Once inventory and interventions are separated, reporting and target fulfillment becomes two different questions. The Greenhouse Gas Protocol clearly states that they deal with the former, leaving the question of “what counts” to standards setters such as the Science Based Targets initiative and the International Organization for Standardization.
Target counting
This separation means sustainability professionals need to rethink what emission reductions- and net zero target fulfillment mean. Virtually no companies will be able to reach net zero if no outside-of-inventory interventions can count towards targets.

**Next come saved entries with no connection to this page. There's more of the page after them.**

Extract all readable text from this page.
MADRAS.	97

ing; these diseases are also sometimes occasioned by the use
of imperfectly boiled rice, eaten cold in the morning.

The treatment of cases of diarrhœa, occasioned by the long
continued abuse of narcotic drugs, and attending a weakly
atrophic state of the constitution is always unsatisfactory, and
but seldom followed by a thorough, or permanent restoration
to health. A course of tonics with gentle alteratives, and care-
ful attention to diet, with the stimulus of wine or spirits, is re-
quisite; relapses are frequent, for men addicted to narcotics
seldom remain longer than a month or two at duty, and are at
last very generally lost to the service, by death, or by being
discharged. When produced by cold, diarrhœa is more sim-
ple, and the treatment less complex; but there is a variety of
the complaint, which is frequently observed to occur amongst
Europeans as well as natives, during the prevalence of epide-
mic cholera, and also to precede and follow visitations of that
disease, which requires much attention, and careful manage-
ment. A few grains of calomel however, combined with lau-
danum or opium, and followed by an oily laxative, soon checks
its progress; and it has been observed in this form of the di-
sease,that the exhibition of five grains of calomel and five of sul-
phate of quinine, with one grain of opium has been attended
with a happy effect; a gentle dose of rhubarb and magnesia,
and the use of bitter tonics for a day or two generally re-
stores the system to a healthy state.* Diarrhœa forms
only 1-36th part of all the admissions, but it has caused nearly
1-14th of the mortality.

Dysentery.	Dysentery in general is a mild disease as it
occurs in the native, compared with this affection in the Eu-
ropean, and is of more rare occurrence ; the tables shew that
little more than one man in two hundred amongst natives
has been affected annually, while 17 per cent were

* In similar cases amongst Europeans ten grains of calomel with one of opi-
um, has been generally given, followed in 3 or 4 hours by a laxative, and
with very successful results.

If you accept this, it becomes clear that what “corporate net zero” means is inherently a political compromise, not a fact based on the laws of physics.
There are different opinions on to what degree interventions should count against targets, ranging from permissive to strict to none at all, presented as three camps:
- Most interventions are target-fulfilling
On the most permissive end, frameworks like The Climate Pledge set high-level commitments, but leave most target decisions to companies. Remaining emissions can be neutralized with carbon credits, but without a prescribed hierarchy of what types qualify.
- Some interventions are target-fulfilling, under strict rules
A middle path is to agree on standardized rules for what counts as corporate target fulfillment, through a negotiated hierarchy of interventions. For example, allowing bundled power purchase agreements but not renewable energy certificates.
The process of reaching agreement for this is complex because there are no rules dictating that environmental attribute certificates are better than carbon credits, that renewable energy credits are better than supplier investments, and so on. It’s a political process with a lot of diverging interests and opinions.